ABSTRACT

The European Union (EU), with twenty-seven member states, over 450 million citizens, a total gross domestic product (GDP) greater than that of the United States, and the world’s largest trading block, is an influential international economic force, with both positive (development aid, loans, free-trade agreements, potential membership) and negative (embargo, tariffs, withdrawal of aid) means of economic influence. Such means are frequently effective in promoting political goals such as regional stability, democracy and human rights (Zielonka, 1998a; Solana, 2005). However, these capabilities have not always proven sufficient.

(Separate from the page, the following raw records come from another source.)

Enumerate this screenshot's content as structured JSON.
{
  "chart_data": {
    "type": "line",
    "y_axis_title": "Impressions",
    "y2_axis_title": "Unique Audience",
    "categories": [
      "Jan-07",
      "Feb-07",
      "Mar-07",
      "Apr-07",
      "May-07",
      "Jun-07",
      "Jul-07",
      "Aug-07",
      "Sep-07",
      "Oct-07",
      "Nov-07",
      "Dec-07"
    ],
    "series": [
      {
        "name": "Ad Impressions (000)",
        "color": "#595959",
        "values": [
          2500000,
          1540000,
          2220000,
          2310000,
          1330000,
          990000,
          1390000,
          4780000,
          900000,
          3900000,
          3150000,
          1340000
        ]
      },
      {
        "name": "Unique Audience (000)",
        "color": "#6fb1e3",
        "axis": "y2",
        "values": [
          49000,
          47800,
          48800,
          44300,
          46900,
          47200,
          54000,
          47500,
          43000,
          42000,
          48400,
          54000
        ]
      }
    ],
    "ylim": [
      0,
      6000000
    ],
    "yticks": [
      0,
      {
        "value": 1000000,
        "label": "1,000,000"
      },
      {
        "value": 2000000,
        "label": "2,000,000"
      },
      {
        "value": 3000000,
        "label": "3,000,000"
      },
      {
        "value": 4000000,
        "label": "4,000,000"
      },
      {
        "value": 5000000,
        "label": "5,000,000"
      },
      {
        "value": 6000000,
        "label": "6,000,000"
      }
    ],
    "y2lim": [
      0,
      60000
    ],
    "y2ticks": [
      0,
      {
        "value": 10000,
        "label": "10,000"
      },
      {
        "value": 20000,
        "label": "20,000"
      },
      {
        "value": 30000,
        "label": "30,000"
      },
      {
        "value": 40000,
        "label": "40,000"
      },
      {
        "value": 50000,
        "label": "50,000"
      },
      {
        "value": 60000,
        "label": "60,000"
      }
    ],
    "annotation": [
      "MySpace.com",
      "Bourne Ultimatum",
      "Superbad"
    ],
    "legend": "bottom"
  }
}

In fact, the inability of the EU to address the wider and more diverse set of security threats that have come to dominate the international system-humanitarian crises, migration, ethnic conflicts, civil war, and various types of terrorist activities-has given rise to criticisms of the paradoxical nature of the union: striving for a strategic impact on Europe and elsewhere without any specific strategy; aspiring to be a powerful international actor while rejecting ideas of a European supra-state; favoring strong Atlantic ties coupled with strong autonomous institutions; and, critically, aspiring to prevent and manage crises without the political determination to acquire the means necessary to do so (Zielonka,1998a, 11; 1998b, Introduction; Sandström, 1998; Ojanen, 2000).